Por eso, tal como ella nos explica, el alma de Chusneo ha de ser la diversión, con propuestas bien construidas a partir del feed back que se genera tras cada actividad. La autocrítica, y el estar abiertos a las sugerencias. Beber de las impresiones. Captar y asumir toda la información que el público y los asistentes aportan y expresan forma parte de los cimientos. Con todo ese material se perfilan nuevas aventuras, se diseñan nuevas actividades.

Alejandra Vanessa se defiende, con sólidos argumentos, si le preguntamos que para qué sirve Chusneo Cultural Affairs, porque huele el escepticismo, pues convive con él. Pero en sus respuestas vemos a la luchadora en estado puro: “ Da mucha rabia que haya gente que solo tenga capacidad para quejarse, sobre todo del trabajo ajeno. Una de mis máximas es: si no te gusta, toma la iniciativa y hazlo a tu manera. He tomado la iniciativa para organizar eventos a mi manera. Me resulta muy estresante todo lo institucional por los protocolos que hay que cumplir. Sin embargo, estoy consiguiendo utilizar espacios protocolarios desde el desenfado. A veces nosotros mismos boicoteamos la cultura dando una imagen de lejanía que provoca rechazo en muchas personas”.
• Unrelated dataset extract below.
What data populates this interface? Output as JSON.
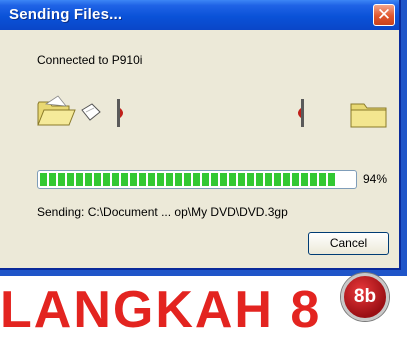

Con esta iniciativa se pretende acercar la música, la poesía o el cine al público de una forma natural. Por eso no es raro pasear por la ciudad y tropezar, literalmente, con Chusneo Cultural Affairs en las terrazas, en una perfomance en una plaza. O ir al encuentro de otras de sus actividades, como por ejemplo un ciclo de cine+poesía+danza+música, lecturas poéticas, lecturas interactiva en la que el público es parte activa de la actuación.
Puro chusneo: azoteas privadas, patios, terrazas, plazas, calles… espacios culturales que se convierten en escenarios para el arte, y se abren a todo aquel que quiera participar en esta aventura.
Destacable, por su originalidad también, es la posibilidad de sorprender a alguien con un regalo muy especial: un evento personalizado. Cultura a la carta, para todos. Lo esencial es un fondo con diferentes formas, con un carácter camaleónico capaz de adaptarse a los gustos, a las inquietudes, a la diversidad de las personas, porque cada persona es un mundo, y la filosofía de Chusneo es llegar a todos esos mundos, cuantos más, mejor. No hay límites si la calidad es el punto de partida, y el hilo de conductor también, de cada uno de los proyectos.
Esperamos las próximas señales de Chusneo, aquí o allá, quién sabe. Pronto lo sabremos.
E la nave va, como diría Fellini, mientras, la capitana, Alejandra Vanessa, pasea su nuevo libro Poto y Cabengo (Valparaíso Ediciones) con vitalidad contagiosa, estudiada locura y un sentido del humor envidiable.
Ella es el alma de este proyecto que invita al disfrute. Y a chusnear. Y a vivir.